This Nominating/Corporate Governance Committee Charter was adopted by the Board of Directors (the “Board”) of SCPIE Holdings Inc. (the “Company”) on February 26, 2004.
The purpose of the Nominating/Corporate Governance Committee (the “Committee”) of the Board is to assist the Board in discharging the Board’s responsibilities regarding:
In addition to the powers and responsibilities expressly delegated to the Committee in this Charter, the Committee may exercise any other powers and carry out any other responsibilities delegated to it by the Board from time to time consistent with the Company’s Bylaws. The powers and responsibilities delegated by the Board to the Committee in this Charter or otherwise shall be exercised and carried out by the Committee as it deems appropriate without requirement of Board approval, and any decision made by the Committee (including any decision to exercise or refrain from exercising any of the powers delegated to the Committee hereunder) shall be at the Committee’s sole discretion. While acting within the scope of the powers and responsibilities delegated to it, the Committee shall have and may exercise all the powers and authority of the Board. To the fullest extent permitted by law, the Committee shall have the power to determine which matters are within the scope of the powers and responsibilities delegated to it.

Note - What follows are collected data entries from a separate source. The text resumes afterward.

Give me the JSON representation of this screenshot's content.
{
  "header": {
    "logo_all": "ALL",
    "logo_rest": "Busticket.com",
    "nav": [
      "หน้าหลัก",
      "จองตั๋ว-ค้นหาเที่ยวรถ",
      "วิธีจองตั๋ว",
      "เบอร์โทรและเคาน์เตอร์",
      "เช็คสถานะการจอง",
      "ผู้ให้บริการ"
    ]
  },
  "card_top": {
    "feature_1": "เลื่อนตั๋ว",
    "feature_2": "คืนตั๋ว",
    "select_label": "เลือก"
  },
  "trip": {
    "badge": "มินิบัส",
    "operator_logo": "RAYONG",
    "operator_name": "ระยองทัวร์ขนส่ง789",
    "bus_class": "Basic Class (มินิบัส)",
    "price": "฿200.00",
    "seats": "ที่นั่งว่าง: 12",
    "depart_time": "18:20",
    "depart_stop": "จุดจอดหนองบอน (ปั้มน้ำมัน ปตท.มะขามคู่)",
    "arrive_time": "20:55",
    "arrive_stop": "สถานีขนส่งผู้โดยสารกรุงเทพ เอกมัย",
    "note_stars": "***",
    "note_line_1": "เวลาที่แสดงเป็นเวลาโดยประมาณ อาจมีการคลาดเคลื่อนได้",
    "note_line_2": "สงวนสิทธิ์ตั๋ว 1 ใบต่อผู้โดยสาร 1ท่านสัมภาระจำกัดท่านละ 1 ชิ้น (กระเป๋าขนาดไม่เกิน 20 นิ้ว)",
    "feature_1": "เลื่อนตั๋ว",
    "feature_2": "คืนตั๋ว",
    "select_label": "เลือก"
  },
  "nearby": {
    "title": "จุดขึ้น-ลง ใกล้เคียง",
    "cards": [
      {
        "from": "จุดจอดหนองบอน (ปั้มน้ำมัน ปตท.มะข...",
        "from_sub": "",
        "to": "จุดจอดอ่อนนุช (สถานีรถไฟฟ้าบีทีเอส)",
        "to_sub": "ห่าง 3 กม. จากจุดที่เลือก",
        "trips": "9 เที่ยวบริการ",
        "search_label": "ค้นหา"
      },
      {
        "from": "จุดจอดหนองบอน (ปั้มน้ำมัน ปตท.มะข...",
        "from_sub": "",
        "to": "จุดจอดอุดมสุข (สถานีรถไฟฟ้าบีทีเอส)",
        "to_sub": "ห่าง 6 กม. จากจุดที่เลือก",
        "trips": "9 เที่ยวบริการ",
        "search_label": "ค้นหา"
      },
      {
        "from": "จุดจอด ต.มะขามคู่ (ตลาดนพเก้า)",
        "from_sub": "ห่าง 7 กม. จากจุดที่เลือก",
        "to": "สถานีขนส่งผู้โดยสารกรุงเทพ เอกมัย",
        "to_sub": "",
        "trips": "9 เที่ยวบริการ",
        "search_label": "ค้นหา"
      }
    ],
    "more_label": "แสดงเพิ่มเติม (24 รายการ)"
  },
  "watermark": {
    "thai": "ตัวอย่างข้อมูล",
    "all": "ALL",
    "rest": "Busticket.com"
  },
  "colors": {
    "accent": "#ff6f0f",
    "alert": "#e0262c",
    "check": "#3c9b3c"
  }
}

The Committee shall be composed of three directors, each of whom (1) satisfies the independence requirements of the New York Stock Exchange and (2) has experience, in the business judgment of the Board, that would be helpful in addressing the matters delegated to the Committee. The Board may from time to time change the number of members of the Committee.
The members of the Committee, including the Chair of the Committee, shall be appointed by the Board. Committee members may be removed from the Committee, with or without cause, by the Board.
The Chair (or in his or her absence, a member designated by the Chair) shall preside at each meeting of the Committee and set the agendas for Committee meetings. The Committee shall have the authority to establish its own rules and procedures for notice and conduct of its meetings so long as they are not inconsistent with any provisions of the Company’s Bylaws that are applicable to the Committee or the Company’s Corporate Governance Guidelines.
The Committee shall meet on a regularly scheduled basis at least two times per year and more frequently as the Committee deems necessary or desirable.
All non-management directors who are not members of the Committee may attend and observe meetings of the Committee, but shall not participate in any discussion or deliberation unless invited to do so by the Committee, and in any event shall not be entitled to vote. The Committee may, at its discretion, include in its meetings members of the Company’s management, or any other person whose presence the Committee believes to be desirable and appropriate. Notwithstanding the foregoing, the Committee may exclude from its meetings any person it deems appropriate, including but not limited to, any non-management director who is not a member of the Committee.
The Committee may retain any independent counsel, experts or advisors that the Committee believes to be desirable and appropriate. The Committee may also use the services of the Company’s regular legal counsel or other advisors to the Company. The Company shall provide for appropriate funding, as determined by the Committee, for payment of compensation to any such persons employed by the Committee and for ordinary administrative expenses of the Committee that are necessary or appropriate in carrying out its duties. The Committee shall have sole authority to retain and terminate any search firm to be used to identify director candidates, including sole authority to approve such search firm’s fees and other retention terms.
The Committee shall cause to be prepared and shall maintain minutes of Committee meetings.
The Chair shall report to the Board regarding the activities of the Committee at appropriate times and as otherwise requested by the Chairman of the Board.
In fulfilling its responsibilities, the Committee shall be entitled to delegate any or all of its responsibilities to a subcommittee of the Committee, to the extent consistent with the Company’s Certificate of Incorporation, Bylaws, Corporate Governance Guidelines and applicable law and rules of markets in which the Company’s securities then trade.